Paella de mariscos (fish paella)

Paella de mariscos (image by jlastras)
This traditional rice dish can be made with either meat or fish and sometimes has both, but the two main ingredients are always rice and saffron. It is often served in the large, shallow pan in which it is cooked. The Spanish paella pan has two loop handles and is made of aluminium, heavy iron or earthenware. However, a large heavy frying pan about 12 in / 30 cm in diameter serves just as well.

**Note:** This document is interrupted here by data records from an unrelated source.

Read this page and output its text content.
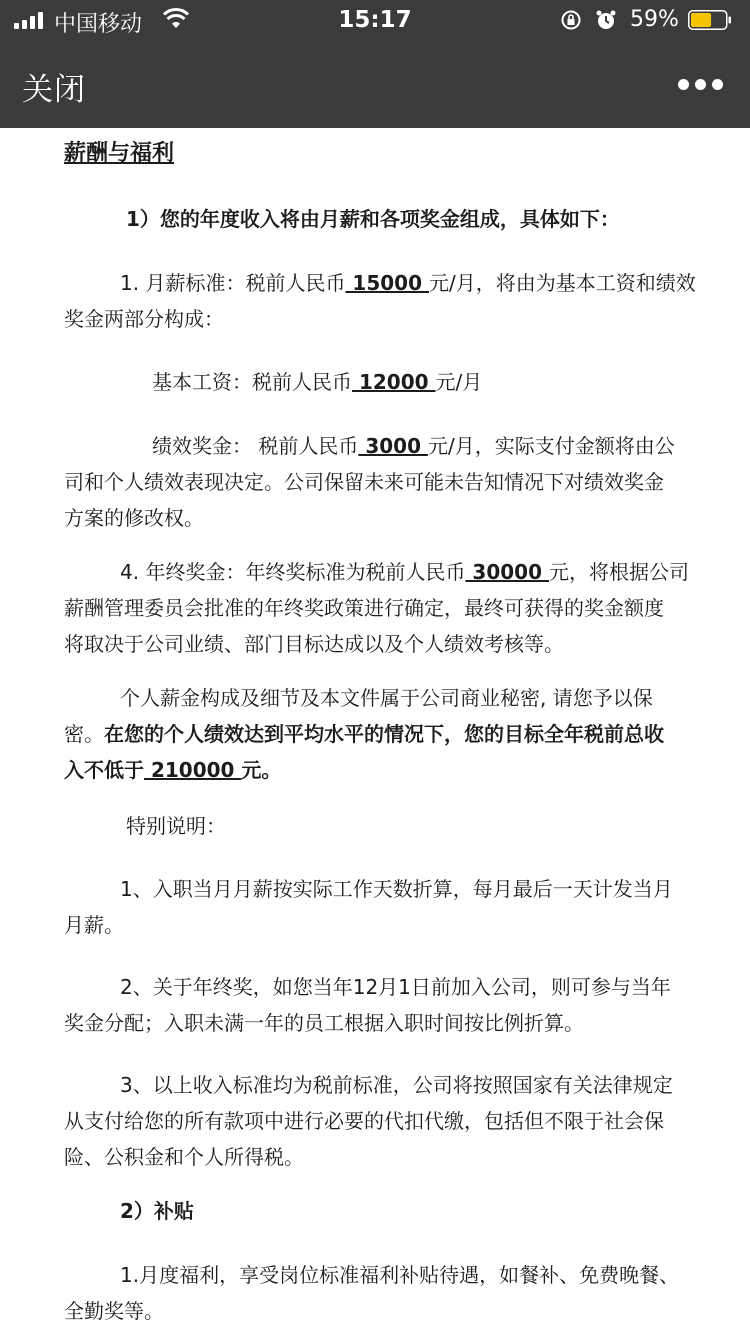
中国移动	15:17	59%
关闭

薪酬与福利

1）您的年度收入将由月薪和各项奖金组成，具体如下：

1. 月薪标准：税前人民币 15000 元/月，将由为基本工资和绩效

奖金两部分构成：

基本工资：税前人民币 12000 元/月

绩效奖金： 税前人民币 3000 元/月，实际支付金额将由公

司和个人绩效表现决定。公司保留未来可能未告知情况下对绩效奖金

方案的修改权。

4. 年终奖金：年终奖标准为税前人民币 30000 元，将根据公司

薪酬管理委员会批准的年终奖政策进行确定，最终可获得的奖金额度

将取决于公司业绩、部门目标达成以及个人绩效考核等。

个人薪金构成及细节及本文件属于公司商业秘密, 请您予以保

密。在您的个人绩效达到平均水平的情况下，您的目标全年税前总收

入不低于 210000 元。

特别说明：

1、入职当月月薪按实际工作天数折算，每月最后一天计发当月

月薪。

2、关于年终奖，如您当年12月1日前加入公司，则可参与当年

奖金分配；入职未满一年的员工根据入职时间按比例折算。

3、以上收入标准均为税前标准，公司将按照国家有关法律规定

从支付给您的所有款项中进行必要的代扣代缴，包括但不限于社会保

险、公积金和个人所得税。

2）补贴

1.月度福利，享受岗位标准福利补贴待遇，如餐补、免费晚餐、

全勤奖等。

  • 1 medium sized crayfish, cooked and cut in pieces
  • 6 Dublin Bay prawns
  • 1 lb  / 500 g angler fish cut in pieces
  • 6 small ink fish
  • 4 tomatoes, skinned and seeded
  • 2 cloves garlic
  • 1 onion, chopped
  • 8 oz/250 g. I cup rice
  • 1 tsp red pepper
  • 1 tsp saffron
  • fish stock
  • oil for frying
Fry the fish in the oil and garlic. Just before it is cooked, add the onion and tomato. Stir in the rice and cook for a few minutes. Add just enough hot fish stock to cover the rice. Add salt, pepper and saffron and simmer until the rice is thoroughly cooked.